A photo also shows Sally Katherine Cook Booker 1857-1944, was the first woman from Henry County to serve in the Virginia legislature (at age 69) and the third woman in Virginia to do so. She served two one-year terms.
Among the military memorabilia there is a photo of an unsung hero of World War II with local roots. Maj. Gen. Edwin Martin, 1894-1945, who grew up in Martinsville and was a military aide to President Franklin Delano Roosevelt,. After FDR was briefed on the Germans’ attempts to develop an atomic bomb, he instructed Martin to do something right away. Martin instigated the Manhattan Project, which developed the U.S. atomic bomb at a cost of $2 billion, deHart said.
Other military memorabilia include awards and medals, a replica of a Civil War pistol, a World War I soldier’s hat and leg coverings and a World War II military recruitment poster.
As for the more ordinary daily lives of people, there are children’s toys; AM-only radios; old-timey projectors, fans, typewriters, telephones; a Victrola wind-up record player; bygone vehicles; and various household medicines and lotions.
Entertainment displays include sheet music of popular singers, such as Frank Sinatra, and a display on well known local musician Jim Eanes, a guitarist who was most known as a vocalist who played with Ralph Stanley. Lester Flatt and Earl Scruggs and Bill Monroe.
The museum has a local sports hall of fame of sorts, too, including a few locals who went on to prominence in the big leagues, as well as some well-known local teams.

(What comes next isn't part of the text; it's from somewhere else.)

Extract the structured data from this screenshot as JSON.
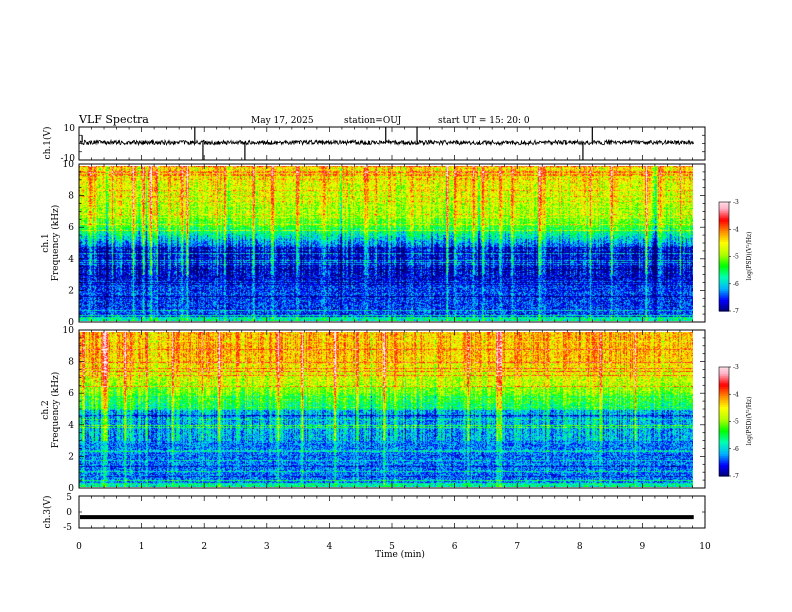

One photo shows Randy Hundley, from Bassett, jumping off the ground as he protests an umpire’s call in a pennant game between his team, the Chicago Cubs, and the New York Mets. J.C. Martin, a Drewry Mason High School graduate, played for the Mets in that game.
Another photo is of Henry Emmett Manush, who managed the Martinsville Athletics farm team and went on to play for major league clubs. He had a lifetime batting average of .330 with 2,524 hits, and is in the Baseball Hall of Fame.
Admission to the museum is free. It is open from 10 a.m. to 2 p.m. Tuesdays, Wednesdays and Thursdays, and by appointment. Donations will be accepted.
DeHart said that at present the museum is an a nonprofit, unfunded museum, which plans to apply for 501-3-C tax exempt status, and if that is approved, seek grants.